When news of his death spread to Houston, social media exploded with shock and condolences as friends and family tried to come to grips with the fact Chucky was gone. The young man, son of D from the Trinity Garden Cartel, was building a buzz with songs like "Situations," "Hall of Fame" and "Streets Don’t Love a Soul." While his music was what garnered him attention, it is his behind-the-scenes persona that will be missed, friends and family said, speaking about how his being a good person trumped ideas of fame and fortune.
“I was his manager and his friend. He was very passionate about his music and I got a chance to see early on how much of an impact he had,” remembered Bone. “I know he touched a lot of people. Everybody said he was a good guy because he was. It’s good to see all these people come out and support him. Chucky was a star. He was born to do this, but he was humble. That’s what you have to have in this business. You can’t be bigheaded. He wasn’t. You can ask anyone he came in contact with and they’re going to say he was a humble dude. That’s the piece you need to have to make it in this business and that’s the piece that he had.”

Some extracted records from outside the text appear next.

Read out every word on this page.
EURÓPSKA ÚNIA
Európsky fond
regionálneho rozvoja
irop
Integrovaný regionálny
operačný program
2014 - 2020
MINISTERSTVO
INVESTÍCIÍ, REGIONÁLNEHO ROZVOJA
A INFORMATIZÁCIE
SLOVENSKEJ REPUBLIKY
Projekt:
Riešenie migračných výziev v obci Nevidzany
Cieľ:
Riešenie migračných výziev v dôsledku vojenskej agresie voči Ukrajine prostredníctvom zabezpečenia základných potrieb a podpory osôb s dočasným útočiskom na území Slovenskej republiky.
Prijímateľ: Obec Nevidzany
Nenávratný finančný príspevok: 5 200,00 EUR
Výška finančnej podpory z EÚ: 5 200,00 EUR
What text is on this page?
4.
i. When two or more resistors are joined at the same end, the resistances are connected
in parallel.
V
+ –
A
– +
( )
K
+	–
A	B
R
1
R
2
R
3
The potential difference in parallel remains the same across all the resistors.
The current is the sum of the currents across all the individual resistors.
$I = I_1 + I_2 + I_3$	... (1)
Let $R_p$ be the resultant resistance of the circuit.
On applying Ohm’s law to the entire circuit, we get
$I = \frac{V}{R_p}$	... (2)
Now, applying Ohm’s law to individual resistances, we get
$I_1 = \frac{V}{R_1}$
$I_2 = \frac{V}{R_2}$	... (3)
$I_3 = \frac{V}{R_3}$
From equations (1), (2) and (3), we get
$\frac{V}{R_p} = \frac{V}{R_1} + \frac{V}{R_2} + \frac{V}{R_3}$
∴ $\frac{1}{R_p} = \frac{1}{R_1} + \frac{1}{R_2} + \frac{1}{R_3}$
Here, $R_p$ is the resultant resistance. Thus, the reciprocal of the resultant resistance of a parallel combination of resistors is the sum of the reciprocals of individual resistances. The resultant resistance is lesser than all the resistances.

Producer and songwriter KeLo was not just impressed by Chucky’s humble nature, but also his willingness to help others.
“When he came out of jail one of his cousins brought him down to my radio show. He had only been out two weeks. He freestyled and talked about his story and we just started to relate with one another. I had a homie going into jail at that time and Chucky took the time to say some words to him. It just touched him. Chucky showed up to my friend’s hearing and he didn’t even have to do that. He stood up for that young man and that just always stood high in my mind. He kept coming to the radio show and we just became brothers. He is forever in my heart. That’s my guy. He was true to his word. He was true to his craft. He was a guy that came up with a plan and made sure to execute that plan. He will forever be remembered as someone who really came, saw, and conquered.”
Chucky made fans of many Houston artists that wanted to see him succeed. Artists like Bun B, Lil Flip, ESG, Doughbeezy and more spoke highly of him. He even made a fan of an artist he looked up to when starting on his rap career.
“I knew him as being a great artist from the city,” remembers Scooby of the Grit Boys. “We got cool just running into each other. He always said he respected my music, and he was listening since middle school. I supported anything he had going. This shouldn’t have happened. He is still going to go down as one of the dopest artists in Houston. He had the lyricism and the cadence. He was the total package and those guys only come around once in a while.”
Henry Darragh, the leader of the band Doc Loc and the Swangers, only met Chucky once but that meeting left such a lasting impression that he had to come and pay his respects.
“I met Chucky last Thanksgiving at a DJ Screw presentation. I was struck by his humility. I was a fan of his music, so I was just glad to meet him. I was surprised he matched my energy saying he was a fan of me. He was just authentic. He told me to go get my grill so we can take a picture and I just really value that meeting because I am such a fan of his music. I’m just here to support those that loved him and those that are grieving. He lives on through his music.”
Chucky was a rising star who had no problem speaking his mind. He recently appeared on the Donnie Houston Podcast and in the interview expressed his feelings on fame, fortune, and building his legacy.
“I have people really depending on me. I care what people think about me. If I was the black sheep or the troublemaker of the family, I want people to look at me and say he really changed his life. He really made it. He’s his daddy’s son. My daddy the type of person that’s going to do whatever he says he’s going to do. That’s how I rock.”